Though olives are known and consumed throughout the civilized world, comparatively few persons, aside from those living in the regions of their cultivation, know that olives have to undergo certain treatment before they can be eaten. It is a common practise in olive regions to encourage the visitor to taste the fruit directly from the tree. The fruit, both green and black, looks so fine and tempting, that the disgust on tasting is correspondingly great. It is claimed that some of the older varieties could be eaten without preparation, that they dried naturally, and were sweet like raisins.

The olive contains a bitter and acrid substance or substances which must be removed before the olives are edible. It is referred to in most of the literature as a "bitter principle", and has been called an acid, a tannin, and more recently a glucoside. Cruess has repeated the work of the various investigators, who claimed these different substances, and as a result has come to the conclusion that it is a

glucoside, that is, a combination of glucose with another compound.

In immature fleshy fruits there is usually an accumulation of acids, tannins, and sometimes starch. As ripening proceeds, carbohydrates and aromatic substances are formed, and the bitter, acrid, or astringent taste disappears. In the olive there is no starch found at any stage of maturity. Glucose has been found in all stages, and is supposed to be the substance from which the oil is formed. The oil is in very minute quantities in the fruit up to the time when the pit is formed, from then on it increases gradually up to its maximum when the fruit is not quite mature. In the plant economy the fat or oil is one of the most important food reserves of plants. All parts of the fruit-rind, flesh, stone, and seed-contain oil, the fleshy part, forming about 80% of the fruit, containing the largest amount.
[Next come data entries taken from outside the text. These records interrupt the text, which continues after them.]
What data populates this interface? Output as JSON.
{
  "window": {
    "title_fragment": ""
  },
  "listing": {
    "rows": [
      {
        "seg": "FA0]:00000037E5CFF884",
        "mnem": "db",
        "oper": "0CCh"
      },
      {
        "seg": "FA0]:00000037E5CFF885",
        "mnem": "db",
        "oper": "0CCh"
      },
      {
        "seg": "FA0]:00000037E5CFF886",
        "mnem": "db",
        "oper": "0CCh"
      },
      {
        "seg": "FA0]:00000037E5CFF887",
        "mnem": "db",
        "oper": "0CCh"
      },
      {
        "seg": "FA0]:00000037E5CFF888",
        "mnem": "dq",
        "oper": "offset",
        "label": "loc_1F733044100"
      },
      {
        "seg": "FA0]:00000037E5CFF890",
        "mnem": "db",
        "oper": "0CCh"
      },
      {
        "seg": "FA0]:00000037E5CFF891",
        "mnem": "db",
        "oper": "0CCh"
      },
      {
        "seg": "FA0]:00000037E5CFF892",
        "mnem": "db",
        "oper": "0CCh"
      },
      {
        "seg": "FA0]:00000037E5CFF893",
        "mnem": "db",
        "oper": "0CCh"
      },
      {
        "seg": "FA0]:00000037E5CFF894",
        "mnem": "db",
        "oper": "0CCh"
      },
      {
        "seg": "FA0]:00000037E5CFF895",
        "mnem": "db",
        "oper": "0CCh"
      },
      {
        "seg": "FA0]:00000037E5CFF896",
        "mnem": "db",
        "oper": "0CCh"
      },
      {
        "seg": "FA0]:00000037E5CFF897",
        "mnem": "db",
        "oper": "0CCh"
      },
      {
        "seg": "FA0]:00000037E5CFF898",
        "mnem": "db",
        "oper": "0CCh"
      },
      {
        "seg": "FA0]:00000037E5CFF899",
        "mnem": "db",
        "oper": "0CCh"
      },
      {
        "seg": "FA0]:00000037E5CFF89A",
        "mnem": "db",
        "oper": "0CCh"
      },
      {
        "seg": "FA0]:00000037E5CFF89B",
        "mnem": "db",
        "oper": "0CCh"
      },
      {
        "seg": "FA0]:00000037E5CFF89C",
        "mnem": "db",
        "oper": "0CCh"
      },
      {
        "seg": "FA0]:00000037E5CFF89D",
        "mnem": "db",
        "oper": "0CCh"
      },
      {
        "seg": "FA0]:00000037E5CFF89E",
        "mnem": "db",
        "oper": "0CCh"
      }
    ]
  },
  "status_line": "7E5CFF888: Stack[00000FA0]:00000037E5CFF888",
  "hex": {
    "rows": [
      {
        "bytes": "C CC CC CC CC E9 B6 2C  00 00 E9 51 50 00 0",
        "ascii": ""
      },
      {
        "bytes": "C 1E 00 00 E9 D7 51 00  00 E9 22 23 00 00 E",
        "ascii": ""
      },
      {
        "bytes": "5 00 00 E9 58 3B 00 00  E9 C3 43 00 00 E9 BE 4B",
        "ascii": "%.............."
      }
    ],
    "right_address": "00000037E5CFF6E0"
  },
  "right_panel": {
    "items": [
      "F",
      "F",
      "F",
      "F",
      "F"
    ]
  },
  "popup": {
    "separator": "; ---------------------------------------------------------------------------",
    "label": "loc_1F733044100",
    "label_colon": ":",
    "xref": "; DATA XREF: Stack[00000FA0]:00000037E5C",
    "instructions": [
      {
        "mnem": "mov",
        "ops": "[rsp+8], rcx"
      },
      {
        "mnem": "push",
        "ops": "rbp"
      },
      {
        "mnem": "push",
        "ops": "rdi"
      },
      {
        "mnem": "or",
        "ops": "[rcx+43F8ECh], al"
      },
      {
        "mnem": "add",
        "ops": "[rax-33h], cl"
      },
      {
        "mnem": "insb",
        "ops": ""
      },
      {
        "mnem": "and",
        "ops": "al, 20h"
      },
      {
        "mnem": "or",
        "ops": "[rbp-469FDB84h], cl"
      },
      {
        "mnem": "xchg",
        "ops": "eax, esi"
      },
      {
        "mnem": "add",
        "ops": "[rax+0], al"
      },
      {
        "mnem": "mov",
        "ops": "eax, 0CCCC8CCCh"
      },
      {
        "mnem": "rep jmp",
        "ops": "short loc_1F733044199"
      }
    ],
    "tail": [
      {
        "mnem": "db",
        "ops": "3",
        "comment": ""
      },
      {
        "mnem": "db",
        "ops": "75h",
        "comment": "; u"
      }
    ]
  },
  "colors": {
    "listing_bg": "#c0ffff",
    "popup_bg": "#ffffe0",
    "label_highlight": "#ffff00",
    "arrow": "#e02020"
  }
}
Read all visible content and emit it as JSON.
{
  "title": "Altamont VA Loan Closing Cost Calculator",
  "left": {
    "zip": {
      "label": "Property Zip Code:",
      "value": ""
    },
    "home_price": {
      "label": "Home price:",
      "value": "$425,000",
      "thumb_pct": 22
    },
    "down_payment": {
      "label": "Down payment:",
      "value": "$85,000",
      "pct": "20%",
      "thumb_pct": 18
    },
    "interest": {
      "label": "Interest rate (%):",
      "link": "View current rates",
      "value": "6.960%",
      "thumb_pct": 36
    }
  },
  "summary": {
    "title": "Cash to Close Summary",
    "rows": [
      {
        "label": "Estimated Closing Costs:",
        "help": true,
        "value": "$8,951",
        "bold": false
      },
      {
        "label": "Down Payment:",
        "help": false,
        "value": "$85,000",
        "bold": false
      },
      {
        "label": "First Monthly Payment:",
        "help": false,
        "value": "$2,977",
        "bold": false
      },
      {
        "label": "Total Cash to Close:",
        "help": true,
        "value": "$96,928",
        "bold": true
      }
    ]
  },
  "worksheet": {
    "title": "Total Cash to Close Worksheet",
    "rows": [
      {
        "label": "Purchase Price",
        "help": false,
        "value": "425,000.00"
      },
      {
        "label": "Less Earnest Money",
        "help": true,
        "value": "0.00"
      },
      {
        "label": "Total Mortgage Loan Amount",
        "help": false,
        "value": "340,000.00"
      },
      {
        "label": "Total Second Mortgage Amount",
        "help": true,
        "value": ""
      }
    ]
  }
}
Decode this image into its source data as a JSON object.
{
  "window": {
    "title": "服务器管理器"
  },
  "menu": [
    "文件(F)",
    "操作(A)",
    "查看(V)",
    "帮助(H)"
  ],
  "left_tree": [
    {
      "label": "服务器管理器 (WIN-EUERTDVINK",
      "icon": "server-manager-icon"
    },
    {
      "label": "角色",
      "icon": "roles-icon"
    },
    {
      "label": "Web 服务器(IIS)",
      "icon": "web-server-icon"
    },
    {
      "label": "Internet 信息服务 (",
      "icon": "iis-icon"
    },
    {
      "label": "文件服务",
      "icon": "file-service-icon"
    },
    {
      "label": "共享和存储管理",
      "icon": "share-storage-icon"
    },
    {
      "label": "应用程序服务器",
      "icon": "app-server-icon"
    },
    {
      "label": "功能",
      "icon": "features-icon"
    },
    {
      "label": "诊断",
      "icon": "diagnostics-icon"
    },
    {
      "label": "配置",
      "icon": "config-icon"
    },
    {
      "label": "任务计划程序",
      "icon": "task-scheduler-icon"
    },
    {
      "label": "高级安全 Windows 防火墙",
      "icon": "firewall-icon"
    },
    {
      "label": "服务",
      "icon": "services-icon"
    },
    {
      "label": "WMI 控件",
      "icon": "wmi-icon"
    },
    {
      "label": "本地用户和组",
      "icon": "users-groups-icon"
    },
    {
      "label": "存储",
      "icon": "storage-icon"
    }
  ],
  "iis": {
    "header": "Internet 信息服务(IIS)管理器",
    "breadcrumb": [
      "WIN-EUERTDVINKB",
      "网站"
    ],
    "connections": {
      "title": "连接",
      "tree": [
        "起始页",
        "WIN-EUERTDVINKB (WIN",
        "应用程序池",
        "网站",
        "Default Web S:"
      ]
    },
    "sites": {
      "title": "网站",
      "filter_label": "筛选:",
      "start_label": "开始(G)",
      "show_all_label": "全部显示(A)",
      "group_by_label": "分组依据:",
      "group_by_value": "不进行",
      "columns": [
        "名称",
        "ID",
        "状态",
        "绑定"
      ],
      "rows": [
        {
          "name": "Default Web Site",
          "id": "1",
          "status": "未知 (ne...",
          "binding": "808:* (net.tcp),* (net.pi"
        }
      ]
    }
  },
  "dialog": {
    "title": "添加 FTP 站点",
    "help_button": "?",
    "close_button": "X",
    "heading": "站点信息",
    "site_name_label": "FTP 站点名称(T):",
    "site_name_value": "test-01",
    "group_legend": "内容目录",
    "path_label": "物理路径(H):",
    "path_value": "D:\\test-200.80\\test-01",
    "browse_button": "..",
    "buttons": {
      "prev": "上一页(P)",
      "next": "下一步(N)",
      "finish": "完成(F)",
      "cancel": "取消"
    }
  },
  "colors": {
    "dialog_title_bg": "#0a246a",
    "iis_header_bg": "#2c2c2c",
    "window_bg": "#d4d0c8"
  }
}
Contrary to the condition existing in most fruits, the bitterness remains through all stages of development in the olive. A substance of glucosidic nature, given the name "oleuropeine", has been isolated, and found to be of extreme bitterness. This may be the substance or one of the substances which cause the inedibility of the untreated olive.

The oil is the most important constituent of the fruit on account of its high food value and its use in the industries. It is used to a large extent in cold countries and also in dry countries where there are few cattle, the oil taking in the various culinary operations, the place of butter and other fats.

Among the ancient Jews the oil was considered indispensable and as necessary as bread. An abundance of oil was looked upon as a blessing from God. Vast public storehouses were constructed to hold it for the scarce years, To the Greeks the three indispensable foods were oil, grains, and wine, the oil entering into most of their dishes. The Romans had a large trade in the oil, and it was also used, to a large extent, in their domestic cooking. In Italy and Spain street vendors fry fritters in the oil and sell them while hot. It has considerable use in conserving fish, particularly sardines. The higher grades of French, Spanish, Norwegian, and American sardines are packed in olive oil. This use has been extended in recent years to the packing of tuna fish.

Olive oil occupies a high position as a vegetable fat. Many others have been prepared and offered as substitutes, and if judged by chemical composition alone, give practically equal food value, but are lacking in the delicious flavor which makes olive. oil distinctive and gives it a superiority over all other oils.

The oil is a large factor in the industries; it serves as an extractive of perfumes, as a constituent of fine, smooth soaps, and as a lubricant in watch factories. Formerly the lower grades were used commonly for lubricating purposes, but with improved methods of clarifying and the greater expense attendant on its use, it has been superseded by cheaper lubricants.